Abstract

Intestinal calcium absorption accounts for 60% of the variance in calcium balance and is therefore a potentially very important determinant of bone status. Whether measured by the balance technique or with radiocalcium, it is known to be significantly reduced in postmenopausal women with vertebral and hip fractures. By contrast, there is very little information about calcium absorption in other types of postmenopausal fracture. We now report a series of 549 untreated, Caucasian postmenopausal women in whom we recorded prevalent fractures, measured radiocalcium absorption, and obtained radiographs of the lateral thoracic and lumbar spine. Of these women, 172 had no prevalent fractures, showed normal spine radiographs, and served as controls; 72 had one or more peripheral fractures but normal spine radiographs; 147 had one or more wedged or crushed vertebrae but no peripheral fractures; and 158 had a history of peripheral fracture and one or more fractured vertebrae. Age-adjusted radiocalcium absorption was significantly lower in the two groups with spinal fractures than in the controls ( P<0.001) but not in the group with peripheral fractures only. It was also lower in the cases with more than two spinal fractures than in those with two or less (P<0.001).
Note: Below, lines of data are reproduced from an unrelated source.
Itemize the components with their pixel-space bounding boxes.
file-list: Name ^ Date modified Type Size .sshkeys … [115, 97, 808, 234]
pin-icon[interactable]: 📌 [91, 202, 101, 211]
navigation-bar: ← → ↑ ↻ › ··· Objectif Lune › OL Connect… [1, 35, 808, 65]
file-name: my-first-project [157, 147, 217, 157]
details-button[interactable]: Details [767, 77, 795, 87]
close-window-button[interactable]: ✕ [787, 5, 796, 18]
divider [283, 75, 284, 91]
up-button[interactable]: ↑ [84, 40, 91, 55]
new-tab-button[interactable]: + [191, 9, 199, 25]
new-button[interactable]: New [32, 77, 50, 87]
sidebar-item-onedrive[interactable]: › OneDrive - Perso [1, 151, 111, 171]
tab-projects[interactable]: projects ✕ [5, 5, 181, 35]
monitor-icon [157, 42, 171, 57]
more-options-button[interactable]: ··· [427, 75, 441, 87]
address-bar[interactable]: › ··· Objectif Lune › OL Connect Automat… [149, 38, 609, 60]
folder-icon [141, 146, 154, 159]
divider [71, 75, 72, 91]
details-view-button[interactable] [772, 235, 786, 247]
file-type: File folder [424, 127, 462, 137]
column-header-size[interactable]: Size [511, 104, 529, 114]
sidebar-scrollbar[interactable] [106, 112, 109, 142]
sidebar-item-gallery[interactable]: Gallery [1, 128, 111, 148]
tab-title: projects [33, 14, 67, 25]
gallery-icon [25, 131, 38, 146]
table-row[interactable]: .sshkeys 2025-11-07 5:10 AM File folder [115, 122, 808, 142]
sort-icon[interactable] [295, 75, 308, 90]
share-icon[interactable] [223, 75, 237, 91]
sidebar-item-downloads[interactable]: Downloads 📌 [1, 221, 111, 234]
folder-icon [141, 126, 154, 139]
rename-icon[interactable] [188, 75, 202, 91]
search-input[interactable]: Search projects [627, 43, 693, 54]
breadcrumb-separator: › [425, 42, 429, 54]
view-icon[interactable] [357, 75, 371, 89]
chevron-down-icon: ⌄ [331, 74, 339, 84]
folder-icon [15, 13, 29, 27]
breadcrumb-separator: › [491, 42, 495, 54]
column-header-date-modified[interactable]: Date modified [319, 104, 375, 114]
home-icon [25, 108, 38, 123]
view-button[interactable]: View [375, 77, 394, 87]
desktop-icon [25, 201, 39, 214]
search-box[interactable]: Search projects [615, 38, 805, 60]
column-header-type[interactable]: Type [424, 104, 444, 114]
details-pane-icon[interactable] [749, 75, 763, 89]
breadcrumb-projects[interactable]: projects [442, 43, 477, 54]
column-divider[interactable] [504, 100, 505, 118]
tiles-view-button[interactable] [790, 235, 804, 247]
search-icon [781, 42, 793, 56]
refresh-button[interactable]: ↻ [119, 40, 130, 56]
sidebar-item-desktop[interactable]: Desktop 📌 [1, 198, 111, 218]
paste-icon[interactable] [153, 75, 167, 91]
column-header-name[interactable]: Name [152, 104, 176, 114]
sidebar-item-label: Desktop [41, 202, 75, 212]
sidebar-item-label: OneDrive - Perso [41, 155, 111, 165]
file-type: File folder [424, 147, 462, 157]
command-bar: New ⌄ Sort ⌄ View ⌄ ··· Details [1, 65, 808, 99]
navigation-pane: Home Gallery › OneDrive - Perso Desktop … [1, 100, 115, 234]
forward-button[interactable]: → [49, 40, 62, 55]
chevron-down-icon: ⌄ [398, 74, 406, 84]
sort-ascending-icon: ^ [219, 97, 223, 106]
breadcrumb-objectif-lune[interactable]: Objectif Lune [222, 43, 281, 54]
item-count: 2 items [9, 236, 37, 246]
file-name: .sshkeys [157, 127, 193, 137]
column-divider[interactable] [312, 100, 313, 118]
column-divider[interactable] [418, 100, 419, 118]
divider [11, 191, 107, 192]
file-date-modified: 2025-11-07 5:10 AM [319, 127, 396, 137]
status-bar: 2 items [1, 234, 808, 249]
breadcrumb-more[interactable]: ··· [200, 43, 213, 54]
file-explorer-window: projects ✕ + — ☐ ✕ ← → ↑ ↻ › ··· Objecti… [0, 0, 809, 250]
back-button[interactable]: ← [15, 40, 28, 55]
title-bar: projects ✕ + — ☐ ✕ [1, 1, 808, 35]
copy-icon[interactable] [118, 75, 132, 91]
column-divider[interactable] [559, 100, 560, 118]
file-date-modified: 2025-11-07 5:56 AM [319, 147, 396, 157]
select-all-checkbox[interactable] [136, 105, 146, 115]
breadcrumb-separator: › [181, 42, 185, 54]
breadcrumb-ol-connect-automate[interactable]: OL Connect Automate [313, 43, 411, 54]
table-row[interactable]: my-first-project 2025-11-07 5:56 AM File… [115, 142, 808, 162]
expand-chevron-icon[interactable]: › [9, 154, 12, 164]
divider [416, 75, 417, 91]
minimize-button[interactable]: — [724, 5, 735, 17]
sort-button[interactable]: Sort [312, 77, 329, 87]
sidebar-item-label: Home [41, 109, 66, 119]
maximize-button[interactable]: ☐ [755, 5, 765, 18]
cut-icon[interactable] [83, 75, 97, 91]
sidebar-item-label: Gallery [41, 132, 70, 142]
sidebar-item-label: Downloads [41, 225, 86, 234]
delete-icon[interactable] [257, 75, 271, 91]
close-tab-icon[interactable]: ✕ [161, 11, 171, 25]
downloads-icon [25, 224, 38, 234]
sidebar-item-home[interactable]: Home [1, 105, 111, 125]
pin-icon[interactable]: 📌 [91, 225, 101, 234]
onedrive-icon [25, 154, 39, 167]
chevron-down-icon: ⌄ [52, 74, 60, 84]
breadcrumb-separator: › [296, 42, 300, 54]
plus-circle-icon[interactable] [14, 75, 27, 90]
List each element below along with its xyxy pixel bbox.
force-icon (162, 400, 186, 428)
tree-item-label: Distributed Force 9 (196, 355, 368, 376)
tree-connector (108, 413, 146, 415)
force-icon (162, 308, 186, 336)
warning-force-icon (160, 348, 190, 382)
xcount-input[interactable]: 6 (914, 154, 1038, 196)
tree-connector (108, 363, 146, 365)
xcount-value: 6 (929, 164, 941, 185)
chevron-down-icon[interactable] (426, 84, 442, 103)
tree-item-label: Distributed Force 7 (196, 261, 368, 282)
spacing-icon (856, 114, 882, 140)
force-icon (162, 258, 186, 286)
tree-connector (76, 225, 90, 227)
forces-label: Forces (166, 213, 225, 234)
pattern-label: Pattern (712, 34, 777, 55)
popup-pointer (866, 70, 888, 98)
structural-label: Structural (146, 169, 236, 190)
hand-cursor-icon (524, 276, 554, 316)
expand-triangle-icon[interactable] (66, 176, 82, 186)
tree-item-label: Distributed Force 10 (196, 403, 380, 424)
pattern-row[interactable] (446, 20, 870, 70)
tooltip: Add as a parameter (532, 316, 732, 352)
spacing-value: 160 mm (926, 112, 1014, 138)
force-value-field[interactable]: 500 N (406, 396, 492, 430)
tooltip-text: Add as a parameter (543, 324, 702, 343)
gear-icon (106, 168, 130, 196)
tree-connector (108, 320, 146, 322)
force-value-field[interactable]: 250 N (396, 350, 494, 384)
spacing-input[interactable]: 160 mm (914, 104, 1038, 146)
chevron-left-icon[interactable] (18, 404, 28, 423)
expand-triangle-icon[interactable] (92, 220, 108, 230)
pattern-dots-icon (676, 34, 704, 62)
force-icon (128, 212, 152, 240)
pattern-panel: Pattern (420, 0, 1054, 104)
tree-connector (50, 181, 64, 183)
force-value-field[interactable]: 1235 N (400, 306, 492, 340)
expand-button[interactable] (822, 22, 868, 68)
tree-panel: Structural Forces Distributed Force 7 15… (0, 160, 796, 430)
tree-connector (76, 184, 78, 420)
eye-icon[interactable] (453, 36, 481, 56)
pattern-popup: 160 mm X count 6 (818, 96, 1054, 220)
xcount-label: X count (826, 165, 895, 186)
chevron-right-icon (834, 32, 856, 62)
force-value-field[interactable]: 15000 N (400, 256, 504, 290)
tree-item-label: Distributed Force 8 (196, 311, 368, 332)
In respect of peripheral fractures, the greatest age-adjusted absorption deficit was found in fractures of the humerus (35%) followed by hip (32%), spine (21%), wrist (19%), and rib 17% (all significant but not significantly different from each other). Lesser deficits in tibia, ankle and foot fractures were not significant but type 2 errors could not be excluded. We conclude that impaired calcium absorption is particularly associated with those fractures for which osteoporosis is a significant risk factor.